| Konu: | 2020 Yılı Merkezi Yönetim Bütçe Kanun Teklifi ile 2018 Yılı Merkezi Yönetim Kesin Hesap Kanunu Teklifinin Maddeleri münasebetiyle |
| Yasama Yılı: | 3 |
| Birleşim: | 37 |
| Tarih: | 18.12.2019 |
MHP GRUBU ADINA NEVİN TAŞLIÇAY (Ankara) - Sayın Başkan, değerli milletvekilleri; 2020 Yılı Merkezi Yönetim Bütçe Kanun Teklifi'nin "Gerektiğinde kullanılabilecek ödenekler" başlıklı 5'inci maddesi hakkında Milliyetçi Hareket Partisi Grubu adına söz almış bulunmaktayım. Genel Kurulu ve aziz milletimizi saygıyla selamlıyorum.
Bilindiği üzere, 5018 sayılı Kanun'un 23'üncü maddesinde, Merkezî Yönetim Bütçe Kanunu'nda belirtilen hizmet ve amaçları gerçekleştirmek veya bütçelerde öngörülemeyen hizmetler için gerektiğinde aktarma yapılmak üzere Strateji ve Bütçe Başkanlığı bütçesinin ilgili tertiplerinde yedek ödenek bulundurulabileceği ve bu ödeneklerden aktarma yapmaya Cumhurbaşkanının yetkili olduğu hüküm altına alınmıştır. İlgili maddeyle Cumhurbaşkanına, Strateji ve Bütçe Başkanlığı bütçesinde yer alan personel giderlerini karşılama ödeneğinden, yedek ödenekten, yatırımları hızlandırma ödeneğinden ve doğal afetleri karşılama ödeneğinden aktarma yapılması hususunda yetki verilmektedir. Bu konuda yedek ödenek tahminlerinin geçmiş yıl gerçekleşmeleri dikkate alınarak yapılmasının bütçe hakkının zedelenmemesi açısından büyük önem arz ettiğini ifade etmek istiyorum.

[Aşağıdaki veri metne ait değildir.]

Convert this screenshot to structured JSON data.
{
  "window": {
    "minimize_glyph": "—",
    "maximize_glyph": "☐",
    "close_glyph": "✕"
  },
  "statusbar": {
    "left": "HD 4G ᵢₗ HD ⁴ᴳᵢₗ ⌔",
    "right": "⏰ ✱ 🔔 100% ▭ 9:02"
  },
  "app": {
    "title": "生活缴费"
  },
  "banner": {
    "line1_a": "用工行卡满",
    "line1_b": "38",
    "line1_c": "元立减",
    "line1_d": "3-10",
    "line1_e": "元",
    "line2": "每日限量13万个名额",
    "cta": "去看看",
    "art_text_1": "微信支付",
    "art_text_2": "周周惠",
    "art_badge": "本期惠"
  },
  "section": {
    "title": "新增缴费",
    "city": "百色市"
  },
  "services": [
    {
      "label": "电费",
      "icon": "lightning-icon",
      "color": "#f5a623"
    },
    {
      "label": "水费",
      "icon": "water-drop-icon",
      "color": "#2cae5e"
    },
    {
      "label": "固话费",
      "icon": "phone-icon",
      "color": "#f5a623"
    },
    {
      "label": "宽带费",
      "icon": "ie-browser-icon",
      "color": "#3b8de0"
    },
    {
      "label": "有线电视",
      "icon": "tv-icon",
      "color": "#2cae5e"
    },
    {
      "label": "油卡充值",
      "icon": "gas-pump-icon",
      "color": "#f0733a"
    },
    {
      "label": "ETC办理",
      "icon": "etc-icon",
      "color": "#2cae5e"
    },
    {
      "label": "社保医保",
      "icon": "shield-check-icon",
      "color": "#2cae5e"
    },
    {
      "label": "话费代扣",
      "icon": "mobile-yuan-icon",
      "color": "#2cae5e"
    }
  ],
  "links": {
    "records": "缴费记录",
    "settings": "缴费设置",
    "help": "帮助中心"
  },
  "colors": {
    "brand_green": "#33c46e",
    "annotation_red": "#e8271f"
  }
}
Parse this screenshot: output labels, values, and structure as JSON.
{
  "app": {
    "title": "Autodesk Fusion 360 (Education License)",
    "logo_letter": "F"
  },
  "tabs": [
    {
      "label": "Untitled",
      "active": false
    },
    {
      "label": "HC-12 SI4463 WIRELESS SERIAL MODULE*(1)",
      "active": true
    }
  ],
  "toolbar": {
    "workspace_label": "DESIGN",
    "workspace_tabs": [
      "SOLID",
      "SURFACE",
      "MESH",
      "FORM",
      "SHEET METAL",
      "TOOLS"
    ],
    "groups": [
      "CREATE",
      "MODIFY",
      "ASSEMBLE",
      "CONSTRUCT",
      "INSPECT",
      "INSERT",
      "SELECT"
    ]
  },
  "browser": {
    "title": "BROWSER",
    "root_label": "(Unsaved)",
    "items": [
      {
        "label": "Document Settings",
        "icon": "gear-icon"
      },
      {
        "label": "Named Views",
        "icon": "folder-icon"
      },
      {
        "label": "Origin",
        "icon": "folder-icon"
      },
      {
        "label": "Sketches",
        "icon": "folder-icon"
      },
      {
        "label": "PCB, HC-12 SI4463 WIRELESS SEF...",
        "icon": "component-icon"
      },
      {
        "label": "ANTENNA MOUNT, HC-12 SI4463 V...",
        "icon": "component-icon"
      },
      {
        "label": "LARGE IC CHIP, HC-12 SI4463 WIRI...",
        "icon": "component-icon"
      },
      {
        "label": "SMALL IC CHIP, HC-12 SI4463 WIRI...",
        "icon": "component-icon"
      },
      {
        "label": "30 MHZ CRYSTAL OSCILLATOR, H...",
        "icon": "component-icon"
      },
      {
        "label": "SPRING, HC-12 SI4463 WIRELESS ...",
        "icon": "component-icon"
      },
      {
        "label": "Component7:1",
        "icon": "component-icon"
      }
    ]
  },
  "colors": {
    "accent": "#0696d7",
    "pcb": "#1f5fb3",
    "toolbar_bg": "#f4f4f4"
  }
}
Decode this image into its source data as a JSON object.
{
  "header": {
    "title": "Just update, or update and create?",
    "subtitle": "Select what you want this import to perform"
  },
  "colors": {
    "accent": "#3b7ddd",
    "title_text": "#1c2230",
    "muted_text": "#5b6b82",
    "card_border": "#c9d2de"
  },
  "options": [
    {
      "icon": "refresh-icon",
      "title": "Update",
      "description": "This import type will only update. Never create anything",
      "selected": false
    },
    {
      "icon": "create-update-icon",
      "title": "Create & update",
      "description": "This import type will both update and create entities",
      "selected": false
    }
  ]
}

Değerli milletvekilleri, 2000'li yıllardan itibaren yaşanan ekonomik, siyasi, sosyal ve teknolojik gelişmelerin refah, demokrasi, insan hakları ve özgürlükler konusunda da kazanımlar sağlayacağına dair büyük bir beklenti söz konusuydu. Ancak bu konularda sadece Türkiye'de değil, neredeyse tüm dünyada istenilen sonuçlara ulaşılamadı. Bu nedenle, siyasi, ekonomik ve sosyal yapımızı yeniden güçlü temeller üzerinden şekillendirmemiz, son yıllarda ulusal güvenliğimizi tehdit eden iç ve dış gelişmeler karşısında sürdürdüğümüz mücadelede büyük önem arz etmektedir.
Değerli milletvekilleri, bir ülkedeki demokrasinin niteliği seçmen iradesinin siyaset mühendisi marifetiyle manipüle edilememesi kadar, o ülkedeki toplumsal dayanışmayı ve ekonomik bölüşümü dengelemeye yönelik kurumların güçlü olmasına da bir o kadar bağlıdır. Ancak uzun yıllardır finansal hareketlerin ulaştığı işlem hacmi, rantiye ve spekülatif kazanç elde eden kesimlerin gelişmesiyle birlikte reel sektör üzerinde baskı yaratmış, bu baskı, ücretler ve istihdam üzerinde olumsuz sonuçlar ortaya çıkararak sosyal dokumuzu zayıflatmıştır.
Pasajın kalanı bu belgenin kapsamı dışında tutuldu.